Heuristic optimization of a continuous flow point-of-use UV-LED disinfection reactor using computational fluid dynamics

Author(s): 
Richard M. Jenny, Micah N. Jasper, Otto D. Simmons, Max Shatalov, Joel J. Ducoste (North Carolina State University)

CHALLENGE - The increased flexibility in design options for alternative disinfection sources such as UV-LED reactors opens up to new methodologies to inactivate pathogenic microorganisms and reduce the exposure to carcinogenic disinfection by-products (DBPs) in drinking water. However this flexibility also increases the level of complexity when developing such reactors, particularly with regards to shape, size, spatial orientation of light, and germicidal emission wavelength. In this study, a numerical optimization routine was coupled with the Computational Fluid Dynamics analisys to optimize a point-of-use continuous flow UV-LED disinfecting reactor. Coupling CFD models with optimization software will offer an opportunity to heuristically determine the most efficient UV-LED reactor design under specified design constraints. 
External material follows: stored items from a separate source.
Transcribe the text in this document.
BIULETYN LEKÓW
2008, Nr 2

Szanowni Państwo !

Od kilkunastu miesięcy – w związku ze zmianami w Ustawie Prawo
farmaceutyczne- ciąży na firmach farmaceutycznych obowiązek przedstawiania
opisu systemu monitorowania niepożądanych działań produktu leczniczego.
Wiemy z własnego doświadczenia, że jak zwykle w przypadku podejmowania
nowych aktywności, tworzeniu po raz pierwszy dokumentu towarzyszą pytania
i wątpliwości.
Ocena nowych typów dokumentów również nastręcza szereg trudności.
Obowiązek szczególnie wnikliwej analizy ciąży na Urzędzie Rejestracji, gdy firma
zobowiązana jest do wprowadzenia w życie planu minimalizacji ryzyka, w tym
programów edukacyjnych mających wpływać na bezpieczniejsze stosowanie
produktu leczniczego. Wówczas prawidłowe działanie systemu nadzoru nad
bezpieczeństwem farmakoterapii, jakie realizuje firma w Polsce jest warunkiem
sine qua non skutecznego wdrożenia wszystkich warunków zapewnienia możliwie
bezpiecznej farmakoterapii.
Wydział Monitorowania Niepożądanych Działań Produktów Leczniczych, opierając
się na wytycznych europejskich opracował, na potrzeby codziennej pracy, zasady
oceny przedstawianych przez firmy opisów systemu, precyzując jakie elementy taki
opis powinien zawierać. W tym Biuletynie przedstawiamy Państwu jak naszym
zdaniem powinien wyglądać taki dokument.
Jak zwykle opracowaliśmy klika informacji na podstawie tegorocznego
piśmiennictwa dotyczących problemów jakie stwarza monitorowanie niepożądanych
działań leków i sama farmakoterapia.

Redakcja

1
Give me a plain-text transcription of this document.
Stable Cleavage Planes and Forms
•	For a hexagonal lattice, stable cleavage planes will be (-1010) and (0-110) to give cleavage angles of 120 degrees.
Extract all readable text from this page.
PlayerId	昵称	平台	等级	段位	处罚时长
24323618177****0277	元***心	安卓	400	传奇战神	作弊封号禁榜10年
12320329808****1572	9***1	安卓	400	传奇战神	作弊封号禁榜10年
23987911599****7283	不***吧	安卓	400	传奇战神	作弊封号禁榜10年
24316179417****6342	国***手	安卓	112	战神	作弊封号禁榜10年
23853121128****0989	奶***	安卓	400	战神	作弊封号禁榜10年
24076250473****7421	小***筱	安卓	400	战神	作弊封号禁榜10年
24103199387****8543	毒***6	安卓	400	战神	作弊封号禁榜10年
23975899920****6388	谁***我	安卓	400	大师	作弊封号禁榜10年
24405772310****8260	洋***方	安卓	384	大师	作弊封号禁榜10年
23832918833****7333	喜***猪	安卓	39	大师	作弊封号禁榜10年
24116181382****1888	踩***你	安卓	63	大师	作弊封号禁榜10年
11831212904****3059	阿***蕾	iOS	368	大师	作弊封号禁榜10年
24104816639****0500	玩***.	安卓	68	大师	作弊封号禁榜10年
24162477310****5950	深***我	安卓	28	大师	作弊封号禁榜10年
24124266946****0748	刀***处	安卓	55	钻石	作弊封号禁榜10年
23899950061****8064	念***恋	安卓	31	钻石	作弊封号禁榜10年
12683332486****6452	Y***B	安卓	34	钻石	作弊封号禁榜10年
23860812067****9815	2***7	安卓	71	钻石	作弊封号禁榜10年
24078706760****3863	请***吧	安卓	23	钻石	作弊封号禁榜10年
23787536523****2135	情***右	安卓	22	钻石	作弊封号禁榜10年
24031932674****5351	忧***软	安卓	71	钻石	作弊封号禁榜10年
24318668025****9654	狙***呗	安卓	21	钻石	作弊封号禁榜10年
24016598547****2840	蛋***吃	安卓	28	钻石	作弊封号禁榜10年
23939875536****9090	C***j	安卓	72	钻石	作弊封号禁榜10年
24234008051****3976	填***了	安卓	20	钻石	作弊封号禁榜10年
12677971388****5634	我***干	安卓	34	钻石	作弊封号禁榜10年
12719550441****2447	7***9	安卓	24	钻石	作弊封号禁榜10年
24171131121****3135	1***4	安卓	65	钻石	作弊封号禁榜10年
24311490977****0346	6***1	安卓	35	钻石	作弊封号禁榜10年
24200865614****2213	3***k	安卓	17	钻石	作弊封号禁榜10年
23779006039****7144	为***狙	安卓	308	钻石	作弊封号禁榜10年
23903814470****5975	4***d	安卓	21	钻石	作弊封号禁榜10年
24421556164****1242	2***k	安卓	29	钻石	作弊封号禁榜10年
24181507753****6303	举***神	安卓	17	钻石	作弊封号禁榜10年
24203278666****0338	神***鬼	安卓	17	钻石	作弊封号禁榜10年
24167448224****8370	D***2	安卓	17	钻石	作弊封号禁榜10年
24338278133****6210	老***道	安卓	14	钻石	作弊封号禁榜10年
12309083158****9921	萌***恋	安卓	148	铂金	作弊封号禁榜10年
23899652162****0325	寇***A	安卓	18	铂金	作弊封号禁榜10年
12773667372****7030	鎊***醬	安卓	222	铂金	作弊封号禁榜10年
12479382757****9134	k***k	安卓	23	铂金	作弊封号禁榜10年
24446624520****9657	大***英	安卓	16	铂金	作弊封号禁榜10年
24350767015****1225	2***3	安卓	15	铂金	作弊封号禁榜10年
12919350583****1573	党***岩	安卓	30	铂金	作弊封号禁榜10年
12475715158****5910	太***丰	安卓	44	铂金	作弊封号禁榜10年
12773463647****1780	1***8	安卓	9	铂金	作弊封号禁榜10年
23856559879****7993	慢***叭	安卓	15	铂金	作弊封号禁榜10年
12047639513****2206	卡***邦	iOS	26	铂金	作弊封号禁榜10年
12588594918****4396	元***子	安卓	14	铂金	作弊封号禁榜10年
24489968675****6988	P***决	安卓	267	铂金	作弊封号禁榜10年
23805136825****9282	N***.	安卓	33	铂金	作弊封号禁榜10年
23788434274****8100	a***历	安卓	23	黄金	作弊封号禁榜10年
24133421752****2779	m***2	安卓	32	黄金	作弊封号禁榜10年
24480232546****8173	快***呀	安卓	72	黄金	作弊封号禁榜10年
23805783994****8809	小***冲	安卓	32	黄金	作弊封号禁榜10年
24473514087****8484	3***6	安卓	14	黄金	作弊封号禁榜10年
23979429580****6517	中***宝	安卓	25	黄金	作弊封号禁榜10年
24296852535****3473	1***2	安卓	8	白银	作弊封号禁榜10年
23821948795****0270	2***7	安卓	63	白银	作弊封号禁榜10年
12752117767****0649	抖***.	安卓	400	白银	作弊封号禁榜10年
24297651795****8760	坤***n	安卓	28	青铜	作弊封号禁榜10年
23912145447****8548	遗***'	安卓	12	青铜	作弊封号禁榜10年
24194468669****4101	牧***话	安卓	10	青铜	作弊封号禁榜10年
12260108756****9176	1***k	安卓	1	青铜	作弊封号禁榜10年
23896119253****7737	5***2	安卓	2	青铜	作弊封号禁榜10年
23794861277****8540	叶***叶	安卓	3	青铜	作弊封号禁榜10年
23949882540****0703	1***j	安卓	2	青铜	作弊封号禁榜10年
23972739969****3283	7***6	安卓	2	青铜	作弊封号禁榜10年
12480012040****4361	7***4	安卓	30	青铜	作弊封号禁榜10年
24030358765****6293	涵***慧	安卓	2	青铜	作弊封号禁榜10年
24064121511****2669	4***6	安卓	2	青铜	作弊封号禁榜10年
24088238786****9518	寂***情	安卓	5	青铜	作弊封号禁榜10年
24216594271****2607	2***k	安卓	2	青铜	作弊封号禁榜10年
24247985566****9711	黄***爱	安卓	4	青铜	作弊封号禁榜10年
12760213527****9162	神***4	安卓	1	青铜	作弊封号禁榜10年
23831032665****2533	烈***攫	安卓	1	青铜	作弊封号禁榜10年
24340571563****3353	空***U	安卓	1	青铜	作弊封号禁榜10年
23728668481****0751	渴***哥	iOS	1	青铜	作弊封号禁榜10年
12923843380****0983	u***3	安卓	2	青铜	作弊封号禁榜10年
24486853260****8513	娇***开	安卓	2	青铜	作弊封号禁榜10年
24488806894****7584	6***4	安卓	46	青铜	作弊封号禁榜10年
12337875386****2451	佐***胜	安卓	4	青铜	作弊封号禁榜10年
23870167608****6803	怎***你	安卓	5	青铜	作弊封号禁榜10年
SOLUTION - modeFRONTIER was coupled with COMSOL Multi-physics, and the two multi-objective functions are: 1) Maximize the log10 inactivation and minimize the system supply power; 2) Minimize the log10 inactivation and maximize the system supply power. The third function was a single-objective analysis, to minimize the supply power by maintaining at least 2.0 log10 inactivation of the microorganism. The multi-objective analysis provides a set of optimal designs, that is, the Pareto front. The single objective function presents one optimal solution. In modeFRONTIER, the MOGA-II algorithm was chosen as the evolutionary algorithm to determine the optimal three-dimensional design

BENEFITS - In this project, batch scripts and Matlab code were used to link modeFRONTIER with COMSOL. Coupling the optimization routine with CFD was very effective at decreasing engineers' design decision space and allowed to identify a potentially near-optimal UV-LED reactor solution. This configuration consists of seven UV-LEDS (all emitting 275 nm) with five of the seven lights located on the effluent side of the reactor.